Май — в Америке в это время стоял сентябрь — тянулся долго. Из-за отсутствия денерир работы прибавилось. Я был счастлив, с головой уйдя в хозяйственные заботы, но было несправедливо по отношению к Глэдис отдавать им все время. Она могла бы мне помочь или хотя бы просто находиться рядом; однако она никогда не делала этого сама, если только я не просил ее специально, — казалось, ее удерживает какая-то непонятная мне робость, с которой я, впрочем, мирился, надеясь, что со временем она пройдет. Все просьбы она исполняла беспрекословно, радостно, с готовностью, но вкладывала так мало души в работу, что я вновь чувствовал себя бессердечным хозяином, и всякий раз мне было неловко предлагать ей заняться тем-то и тем-то. И все же иногда, когда нам случалось работать в поле вдвоем, вдалеке от остальных, она казалась искренне довольной. Так мы провели два вполне счастливых дня, подправляя изгороди на пастбищах. Однако чаще, когда я уходил на работу, Глэдис оставалась дома. Один или два раза она даже делала наброски, которые хранила в ящике с красками и едва решалась мне их показать, так что я даже толком не сумел рассмотреть их, не желая принуждать Глэдис выдавать мне секреты своей работы. Бывало, когда я возвращался, она рассказывала о том, как ходила прогуляться, — обычно она гуляла по дорожкам, тянущимся вдоль реки. Иногда она одна выезжала верхом на Грэне. Примерно через день мы отправлялись прогуляться вместе, пешком или верхом, но устраивать эти вылазки было непросто. Как только я предлагал составить ей компанию, она учиняла мне настоящий допрос: а не жертвую ли я ради нее какими-то другими делами? Одного того, что я ее приглашаю, было ей недостаточно, и, подвергаясь каждый раз тяжкому испытанию, я уже побаивался приглашать Глэдис куда бы то ни было. Правда, выдалось и несколько безмятежных дней, когда из-за проливного дождя со снегом мы оставались в мастерской, сколачивая рамы и подрамники для ее будущих картин.
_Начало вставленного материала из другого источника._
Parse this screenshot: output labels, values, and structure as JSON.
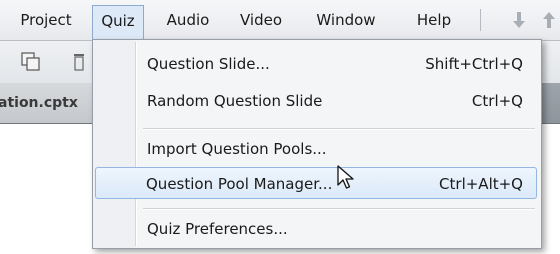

Вечера мы проводили вместе, почти все время дома. Три или четыре раза выбирались на званые дни к соседям, а один раз принимали гостей у себя, с танцами под музыку Анселя-брата. Глэдис была очаровательна в роли хозяйки, непринужденно держась как со стариками, так и с молодежью. Казалось, вечер ей очень понравился, но потом она сказала, что рада, что следующий будет не раньше чем через месяц.

Она много читала, и чтение помогало ей коротать время, но потом ею овладевало беспокойство, тревожные мысли, она без конца сравнивала Островитянию с Америкой, и мы подолгу спорили об этом, иногда расходясь во мнении, и порою споры наши бывали очень жаркими. Впрочем, Глэдис старалась быть беспристрастной и читала книги на английском наравне с островитянскими — «Жизнью Альвины», «Записками с Болот», притчами и стихами. Многое в них вызывало ее неудовольствие, и частенько под конец наших споров она кричала, что ей хочется прочесть какой-нибудь новый, увлекательный роман и что ей не хватает газет и журналов.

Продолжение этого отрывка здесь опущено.